Como o sr. vê o Brasil neste momento?

James Wygand

Eu acho que a questão do Brasil vai depender em grande parte das respostas dos Estados Unidos, que já começaram, e também da maneira como o Brasil é pressionado a assumir ou não uma posição em relação a isso. Ele tem mantido uma posição de relativa neutralidade. O Brasil não é um país que adere a guerras com muita facilidade, mas obviamente não está apoiando posições terroristas. Então tem sido uma posição neutra por enquanto. Se isso pode continuar ou se isso deve continuar, não sei.

ISTOÉ

Que avaliação de risco o sr. tem do Mercosul?

James Wygand

 Eu acho difícil aglomerar esse mercado. O Chile, por exemplo, é um país de baixíssimo risco, tanto na área de violência e crime quanto na de risco político. Na Argentina, o grande problema é o câmbio. É um país que está atrelado a uma política da qual não dá para escapar. Se escapar, corre o risco de uma falência total. No Brasil, acho que os riscos são talvez um pouco mais institucionais.
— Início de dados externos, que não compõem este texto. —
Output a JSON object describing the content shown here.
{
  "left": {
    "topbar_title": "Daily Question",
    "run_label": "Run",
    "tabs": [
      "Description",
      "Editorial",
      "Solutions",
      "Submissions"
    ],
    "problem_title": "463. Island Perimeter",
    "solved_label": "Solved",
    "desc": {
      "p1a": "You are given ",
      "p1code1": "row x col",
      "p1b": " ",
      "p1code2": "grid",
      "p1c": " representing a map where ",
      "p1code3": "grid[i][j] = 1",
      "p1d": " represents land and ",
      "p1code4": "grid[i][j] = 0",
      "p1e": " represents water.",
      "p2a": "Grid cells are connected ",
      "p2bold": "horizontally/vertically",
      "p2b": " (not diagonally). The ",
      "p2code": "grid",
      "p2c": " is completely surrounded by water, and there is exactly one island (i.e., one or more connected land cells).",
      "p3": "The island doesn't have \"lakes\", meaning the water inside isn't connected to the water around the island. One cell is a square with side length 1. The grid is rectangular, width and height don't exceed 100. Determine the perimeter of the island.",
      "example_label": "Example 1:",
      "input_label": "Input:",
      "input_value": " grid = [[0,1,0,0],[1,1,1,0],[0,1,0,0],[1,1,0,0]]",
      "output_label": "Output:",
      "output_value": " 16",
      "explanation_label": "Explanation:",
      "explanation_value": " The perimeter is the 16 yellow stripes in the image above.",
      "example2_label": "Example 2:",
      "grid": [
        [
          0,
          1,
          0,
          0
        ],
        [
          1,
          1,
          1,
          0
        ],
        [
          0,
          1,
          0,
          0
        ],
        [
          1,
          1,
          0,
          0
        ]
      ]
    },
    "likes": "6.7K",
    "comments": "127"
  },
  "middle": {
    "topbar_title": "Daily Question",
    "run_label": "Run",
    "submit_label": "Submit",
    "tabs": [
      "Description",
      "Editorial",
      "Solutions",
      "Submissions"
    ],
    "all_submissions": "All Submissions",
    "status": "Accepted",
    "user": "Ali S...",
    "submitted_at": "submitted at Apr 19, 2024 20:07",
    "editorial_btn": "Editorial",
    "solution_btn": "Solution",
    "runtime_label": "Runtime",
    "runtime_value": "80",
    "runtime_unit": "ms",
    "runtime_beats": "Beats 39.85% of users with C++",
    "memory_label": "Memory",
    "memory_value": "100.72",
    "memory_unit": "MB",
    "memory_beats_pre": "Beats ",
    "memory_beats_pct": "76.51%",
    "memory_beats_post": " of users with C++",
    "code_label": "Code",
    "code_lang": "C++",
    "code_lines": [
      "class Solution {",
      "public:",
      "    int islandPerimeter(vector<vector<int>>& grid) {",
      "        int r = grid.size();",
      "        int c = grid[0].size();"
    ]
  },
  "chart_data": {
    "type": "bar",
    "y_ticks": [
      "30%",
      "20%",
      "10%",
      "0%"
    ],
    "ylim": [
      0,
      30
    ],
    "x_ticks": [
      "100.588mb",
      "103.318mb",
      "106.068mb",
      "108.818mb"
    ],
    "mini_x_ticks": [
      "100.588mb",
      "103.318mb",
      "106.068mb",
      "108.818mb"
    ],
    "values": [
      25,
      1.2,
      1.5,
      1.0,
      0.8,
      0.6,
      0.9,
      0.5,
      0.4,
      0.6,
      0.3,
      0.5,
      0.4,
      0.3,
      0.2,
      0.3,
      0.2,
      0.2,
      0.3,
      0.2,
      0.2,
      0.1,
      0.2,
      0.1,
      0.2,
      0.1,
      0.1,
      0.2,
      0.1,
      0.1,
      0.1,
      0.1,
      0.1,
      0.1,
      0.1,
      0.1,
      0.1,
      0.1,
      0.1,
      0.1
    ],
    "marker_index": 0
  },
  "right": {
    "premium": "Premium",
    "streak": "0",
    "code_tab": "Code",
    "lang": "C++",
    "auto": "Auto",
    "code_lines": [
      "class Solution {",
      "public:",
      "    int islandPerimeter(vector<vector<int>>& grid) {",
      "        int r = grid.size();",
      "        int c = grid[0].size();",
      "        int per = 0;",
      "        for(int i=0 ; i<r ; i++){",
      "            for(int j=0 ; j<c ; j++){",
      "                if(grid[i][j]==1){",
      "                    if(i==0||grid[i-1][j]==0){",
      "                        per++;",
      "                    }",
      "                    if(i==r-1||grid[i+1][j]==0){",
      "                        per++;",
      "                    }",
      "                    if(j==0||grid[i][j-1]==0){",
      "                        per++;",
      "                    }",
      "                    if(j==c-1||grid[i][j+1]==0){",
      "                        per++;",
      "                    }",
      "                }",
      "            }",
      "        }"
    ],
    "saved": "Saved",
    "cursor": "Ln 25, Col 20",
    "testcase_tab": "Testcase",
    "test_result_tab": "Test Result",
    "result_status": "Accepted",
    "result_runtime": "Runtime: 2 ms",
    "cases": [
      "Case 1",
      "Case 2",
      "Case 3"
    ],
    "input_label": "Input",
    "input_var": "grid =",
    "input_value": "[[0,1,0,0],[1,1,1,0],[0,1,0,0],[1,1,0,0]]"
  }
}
O País cresceu muito nos últimos 30 anos e eu acho que o crescimento das instituições não foi igual ao da economia, das cidades, da necessidade de infra-estrutura. Estou aqui há 36 anos. O que era São Paulo há 36 anos, comparado com hoje? A área metropolitana da cidade, hoje, corresponde a dois terços da Argentina. São 20 milhões de pessoas para se oferecer infra-estrutura urbana, escolaridade, hospitais. Tudo isso é o risco do Brasil – desagregação social no curto prazo, que se reflete na violência, na alta taxa de pobreza. Há uma série de coisas que, acho, são diferentes do que se encontra na Argentina ou no Chile. Uruguai e Paraguai são Estados, de certa forma satélites, da Argentina e do Brasil, respectivamente. São países pequenos.

ISTOÉ

Em relação ao Brasil, a sua empresa tem sido requisitada para avaliar a possibilidade de Lula vir a ser o sucessor de Fernando Henrique Cardoso?

James Wygand

Não posso comentar política partidária. Se falar em oposição, acho que as chances são melhores. Com as conseqüências econômicas desse incidente, a oposição tem muito mais espaço. De fato, vai subir a taxa de juros, o FMI já pressionou o Brasil para considerar um aumento de juros, a taxa de câmbio está sob pressão. Vai ser difícil realmente o Brasil fazer um roll over agora de toda a dívida de curto prazo e amortização de dívida de longo prazo com a mesma facilidade com que poderia ter feito antes. Eu acho que vai haver uma escassez de capital, até devido à necessidade de novos investimentos lá fora. Tudo isso sempre afeta o partido que está no poder, as pessoas ficam mais insatisfeitas, o que automaticamente cria um clima mais favorável para a oposição. Eu não vejo grande risco para o Brasil com o PT. Sempre perguntam: “E se o Lula ganhar?” Tem uma coisa interessante: o próprio PT está querendo mostrar uma face mais moderada. A urbanização dapopulação brasileira favorece as forças moderadas de qualquer partido. Seja quem for, da esquerda ou da direita, tem que ir para o centro. Um belo exemplo é o de Fernando Henrique Cardoso: muita gente dizia que ele era de esquerda; suas políticas, no entanto, foram de centro.